The CD4 and CD8 antigens on the surface of T cells appear to bind to major histocompatibility complex (MHC) class II and I antigens, respectively. These antigens also synergize with the Ti(TcR)/CD3 complex in the potentiation of T-cell proliferation. Our earlier work demonstrated that the CD4 and CD8 receptors are coupled to a protein-tyrosine kinase termed p56lck from normal and transformed T lymphocytes. The p56lck protein is a member of the src family and its homology with receptor-kinases such as the epidermal growth factor receptor (EGFR) make it an important candidate in signal transduction.
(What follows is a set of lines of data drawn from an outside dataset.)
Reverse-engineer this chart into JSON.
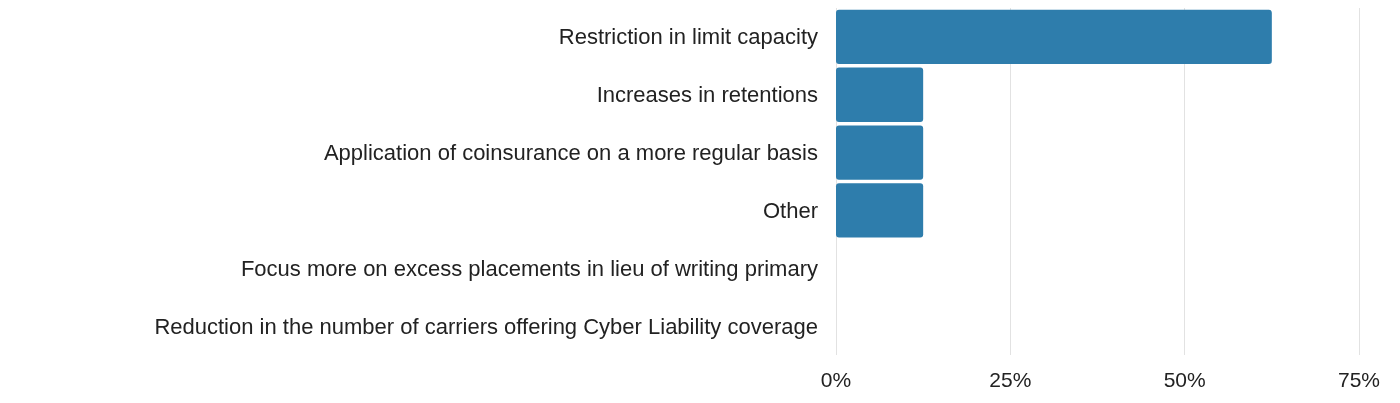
{
  "chart_data": {
    "type": "bar",
    "orientation": "horizontal",
    "categories": [
      "Restriction in limit capacity",
      "Increases in retentions",
      "Application of coinsurance on a more regular basis",
      "Other",
      "Focus more on excess placements in lieu of writing primary",
      "Reduction in the number of carriers offering Cyber Liability coverage"
    ],
    "values": [
      62.5,
      12.5,
      12.5,
      12.5,
      0,
      0
    ],
    "color": "#2e7dac",
    "xlim": [
      0,
      75
    ],
    "xticks": [
      {
        "value": 0,
        "label": "0%"
      },
      {
        "value": 25,
        "label": "25%"
      },
      {
        "value": 50,
        "label": "50%"
      },
      {
        "value": 75,
        "label": "75%"
      }
    ],
    "grid": "x"
  }
}
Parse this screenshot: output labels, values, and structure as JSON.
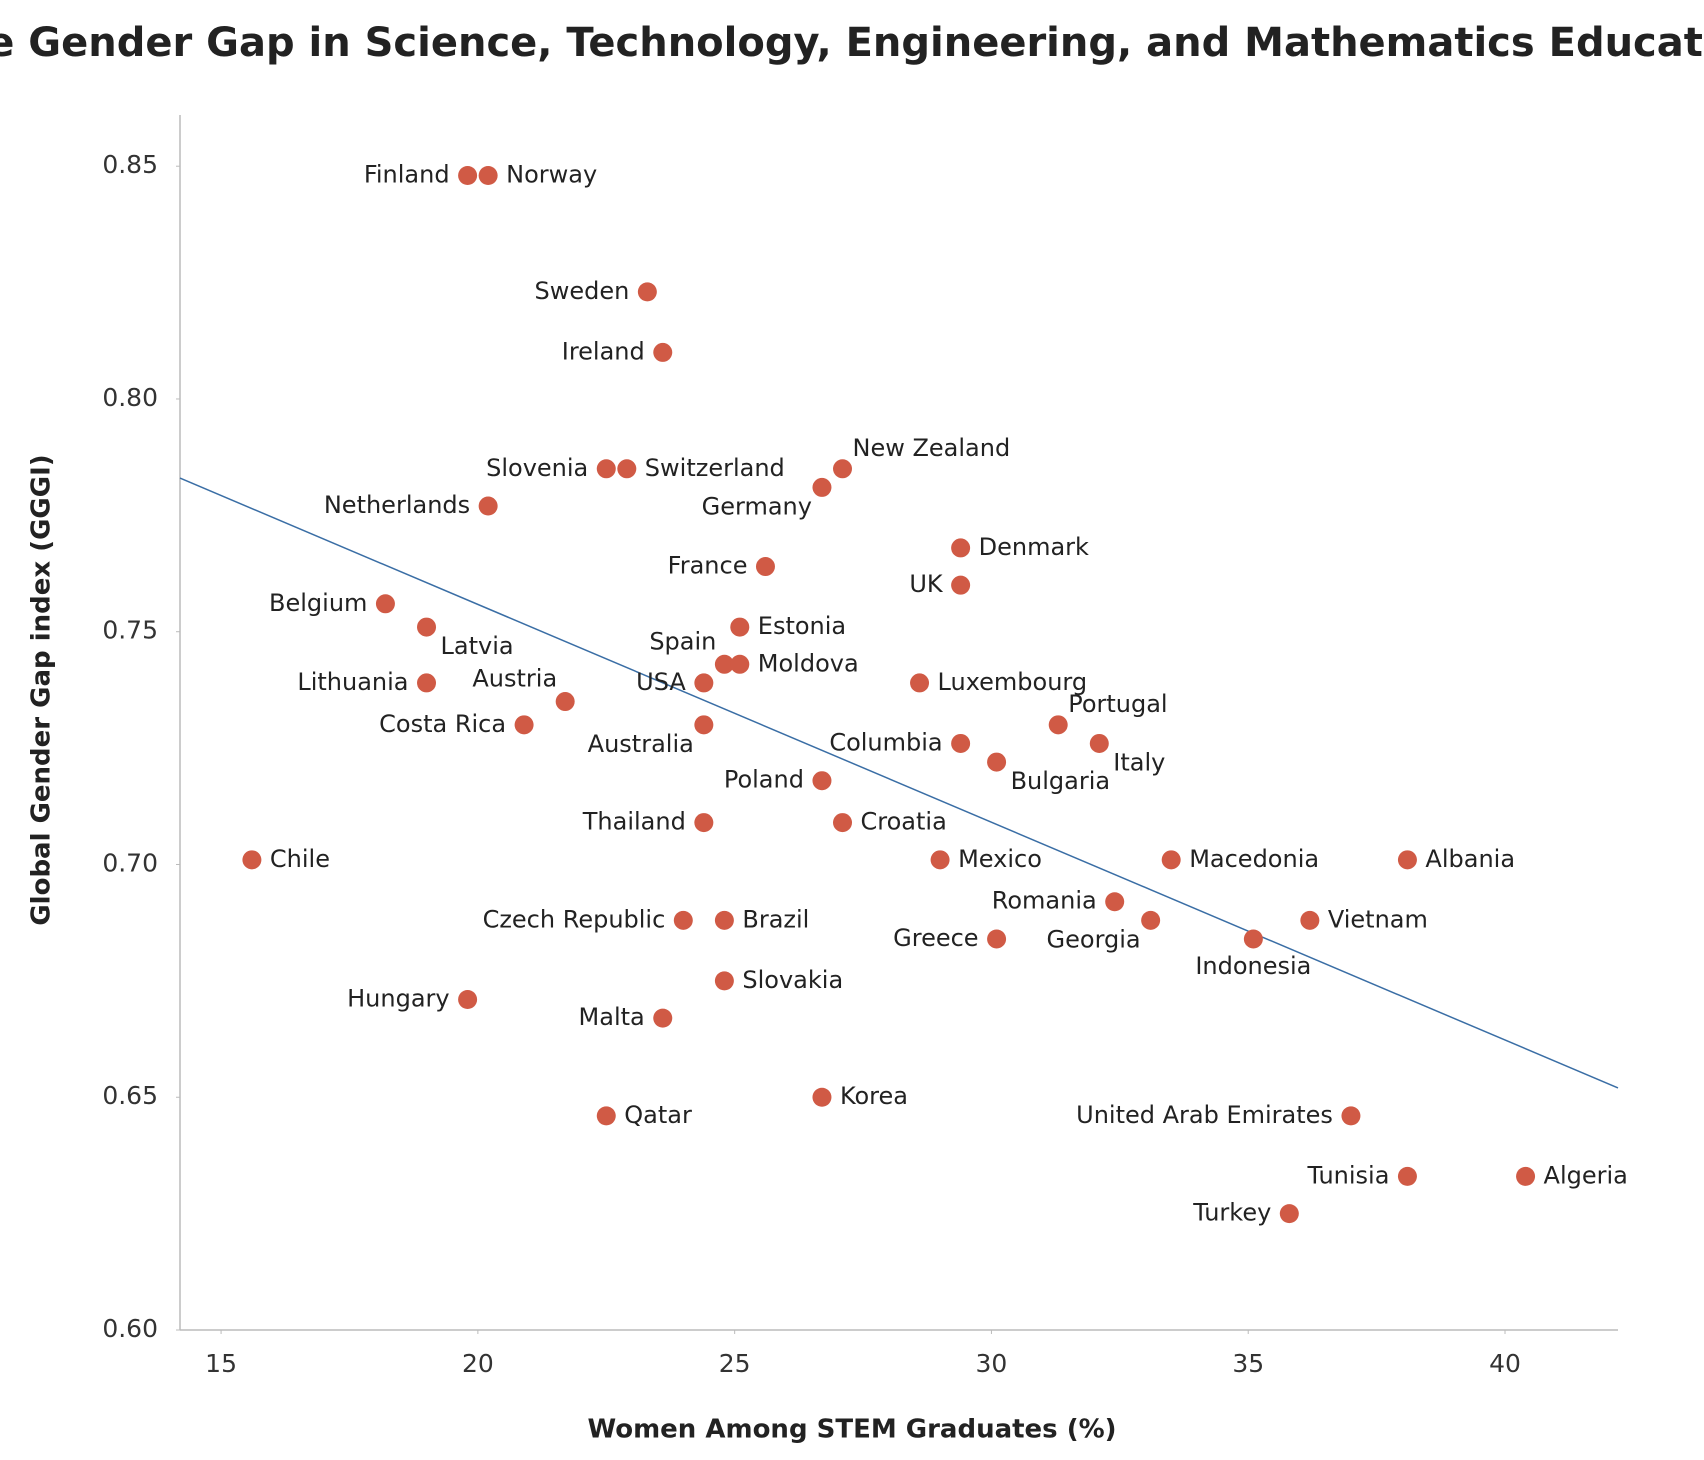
{
  "chart_data": {
    "type": "scatter",
    "title": "The Gender Gap in Science, Technology, Engineering, and Mathematics Education",
    "x_label": "Women Among STEM Graduates (%)",
    "y_label": "Global Gender Gap index (GGGI)",
    "labels": [
      "Finland",
      "Norway",
      "Sweden",
      "Ireland",
      "Slovenia",
      "Switzerland",
      "New Zealand",
      "Germany",
      "Netherlands",
      "France",
      "Denmark",
      "UK",
      "Belgium",
      "Latvia",
      "Estonia",
      "Spain",
      "Moldova",
      "Lithuania",
      "USA",
      "Luxembourg",
      "Austria",
      "Costa Rica",
      "Australia",
      "Portugal",
      "Columbia",
      "Italy",
      "Bulgaria",
      "Poland",
      "Thailand",
      "Croatia",
      "Chile",
      "Mexico",
      "Macedonia",
      "Albania",
      "Romania",
      "Czech Republic",
      "Brazil",
      "Georgia",
      "Vietnam",
      "Greece",
      "Indonesia",
      "Slovakia",
      "Hungary",
      "Malta",
      "Korea",
      "Qatar",
      "United Arab Emirates",
      "Tunisia",
      "Algeria",
      "Turkey"
    ],
    "x": [
      19.8,
      20.2,
      23.3,
      23.6,
      22.5,
      22.9,
      27.1,
      26.7,
      20.2,
      25.6,
      29.4,
      29.4,
      18.2,
      19.0,
      25.1,
      24.8,
      25.1,
      19.0,
      24.4,
      28.6,
      21.7,
      20.9,
      24.4,
      31.3,
      29.4,
      32.1,
      30.1,
      26.7,
      24.4,
      27.1,
      15.6,
      29.0,
      33.5,
      38.1,
      32.4,
      24.0,
      24.8,
      33.1,
      36.2,
      30.1,
      35.1,
      24.8,
      19.8,
      23.6,
      26.7,
      22.5,
      37.0,
      38.1,
      40.4,
      35.8
    ],
    "values": [
      0.848,
      0.848,
      0.823,
      0.81,
      0.785,
      0.785,
      0.785,
      0.781,
      0.777,
      0.764,
      0.768,
      0.76,
      0.756,
      0.751,
      0.751,
      0.743,
      0.743,
      0.739,
      0.739,
      0.739,
      0.735,
      0.73,
      0.73,
      0.73,
      0.726,
      0.726,
      0.722,
      0.718,
      0.709,
      0.709,
      0.701,
      0.701,
      0.701,
      0.701,
      0.692,
      0.688,
      0.688,
      0.688,
      0.688,
      0.684,
      0.684,
      0.675,
      0.671,
      0.667,
      0.65,
      0.646,
      0.646,
      0.633,
      0.633,
      0.625
    ],
    "color": "#d05a45",
    "trendline": {
      "x": [
        14.2,
        42.2
      ],
      "y": [
        0.783,
        0.652
      ],
      "color": "#3a6ea5"
    },
    "xlim": [
      14.2,
      42.2
    ],
    "xticks": [
      15,
      20,
      25,
      30,
      35,
      40
    ],
    "ylim": [
      0.6,
      0.861
    ],
    "yticks": [
      {
        "value": 0.6,
        "label": "0.60"
      },
      0.65,
      {
        "value": 0.8,
        "label": "0.80"
      },
      0.75,
      {
        "value": 0.7,
        "label": "0.70"
      },
      0.85
    ]
  }
}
In this paper, we show in transfectants that p56lck interacts with the cytoplasmic tail of the CD4 antigen. Murine p56lck can interact across species with the human CD4 receptor. Furthermore, peptide competition studies showed that a specific sequence within the cytoplasmic tail of CD4 interacts with the kinase. Cysteine residues also appear to play key roles in this interaction. Lastly, we show biochemically that the CD4:p56lck complex can physically associate with the epsilon chain of the CD3 complex on HPB-ALL transformed T cells. This interaction may provide a bridge by which events related to ligand binding to Ti(TcR)/CD3 may trigger T cells via the CD4/CD8:p56lck complex.